L’unico motivo per cui mi verrebbe da scrivere un necrologio per un grande artista è quella possibilità quasi immediata, offerta in primo luogo dal bailamme del prefichismo internettiano (versione “atomica” di quello giornalistico), di impossessarsi della sua opera e dirne in pratica ciò che si vuole (ci si augura sempre entro i limiti della pietà e del rispetto).
Forte di questo “scudo”, sento di poter dire qualcosa su Ermanno Olmi, venuto a mancare ieri all’età di 86 anni. Finora da queste parti ho parlato di un solo suo film, Durante l’estate (1971), evidenziandone una dimensione “metapolitica”, quasi costante nei film che considero i suoi migliori (in pratica quelli in dialetto), e che si potrebbe sintetizzare nel concetto marxiano di passaggio da preistoria e storia. In tal caso la classe di cui si parla è soprattutto letteraria, ma non così tanto da poterla ricondurre interamente agli “umili” di manzoniana memoria, i cui unici momenti da veri protagonisti si riducono peraltro ai saccheggi e ai tumulti (pare che il solo ad accorgersene, nelle vesti di critico, sia stato Gramsci).
Al contrario, nello strepitoso esordio Il posto (1961) è proprio la dimensione individuale dell’intreccio a prevalere sull’affresco minimale della “transizione epocale” (in sostanza dalla campagna alla città), decisamente in contrasto, per come la vedo io, rispetto alle intenzioni dell’autore. E’ ovvio che ogni opera riflette, anche solo per necessità, l’esprit du temps, tuttavia è sempre disdicevole ridurre l’artista a “cantore”, quando invece tutta la paranoia sul rapporto struttura/sovrastruttura (altro lessico marxista caduto opportunamente nell’insignificanza) dovrebbe essere come minimo rimandata alle condizioni di possibilità dell’esistenza stessa di un “cantore”.
Ma non facciamola troppo lunga: la “morale” è che, a onta del titolo, Il posto parla meno di lavoro che di bohème.

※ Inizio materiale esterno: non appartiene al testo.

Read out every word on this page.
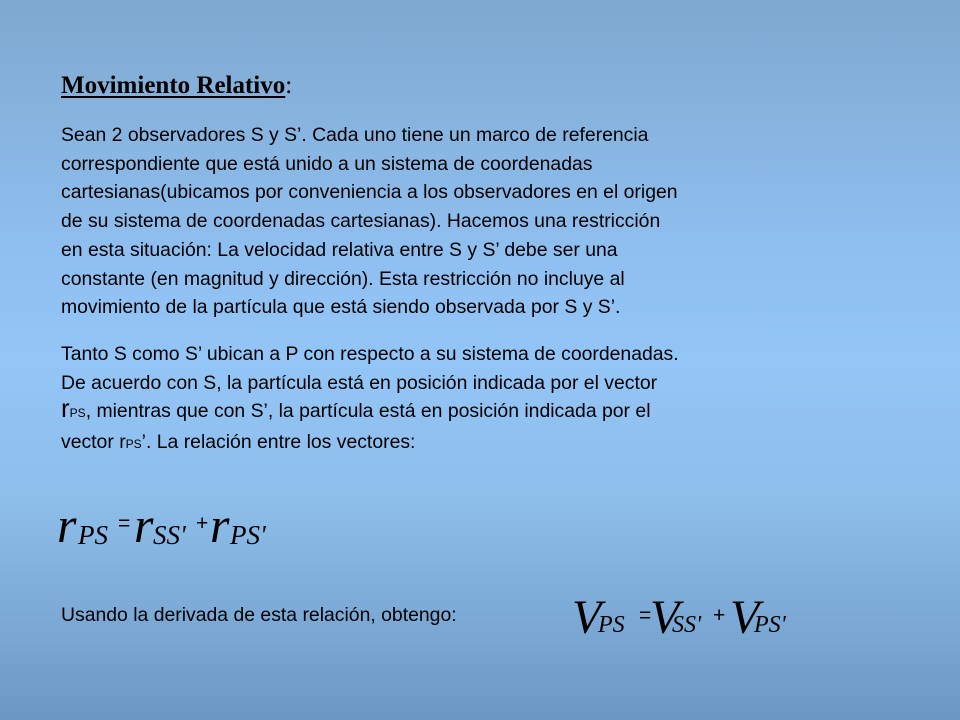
Movimiento Relativo:

Sean 2 observadores S y S’. Cada uno tiene un marco de referencia
correspondiente que está unido a un sistema de coordenadas
cartesianas(ubicamos por conveniencia a los observadores en el origen
de su sistema de coordenadas cartesianas). Hacemos una restricción
en esta situación: La velocidad relativa entre S y S’ debe ser una
constante (en magnitud y dirección). Esta restricción no incluye al
movimiento de la partícula que está siendo observada por S y S’.

Tanto S como S’ ubican a P con respecto a su sistema de coordenadas.
De acuerdo con S, la partícula está en posición indicada por el vector
rPS, mientras que con S’, la partícula está en posición indicada por el
vector rPS’. La relación entre los vectores:

r PS = r SS' + r PS'
Usando la derivada de esta relación, obtengo: V
PS =
V
SS' + V
PS'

A trarre in inganno non è solo l’occhio da documentarista che Olmi si era fatto nei suoi deliziosi cortometraggi dei primordi, ma anche la sensibilità lombarda nei confronti dell’operosità, in pura antitesi con qualsiasi ridicolaggine stile downshifting (tendenza che purtroppo sembra emergere nell’Olmi più “moralistico” e “spiritualizzante”, del quale, se non l’ho già detto, preferirei non parlare). E’ un bene, col senno di poi, che nessuno se ne sia accorto, poiché in tal modo il regista ha potuto costantemente godere della via di fuga del manzonismo, se non addirittura del folklore o dell’idillio: perché, per lo spettatore che proietta fuor di sé quegli “umili”, anche L’albero degli zoccoli è pura arcadia senza “lezione” alcuna, perduta tutta nell’estetica amorale del “buon tempo antico”.
Perciò sono convinto che il motivo delle genealogie plebee, chiamato in causa parlando di Durante l’estate, sia un utile filo conduttore per dare un senso a buona parte dell’opera dell’Olmi, escludendo appunto quella “spiritualizzazione” troppo segnata dalla senilità per esser presa sul serio (ma ancora emerge, per esempio, ne Il mestiere delle armi). Credo sarà questa la ragione per cui ricorderemo Ermanno Olmi: aver creato le condizioni di possibilità del “ricordo” stesso anche da parte di chi non aveva memoria alcuna, al di là dei registri parrocchiali, degli archivi etnologici e delle inchieste sugli usi e costumi popolari.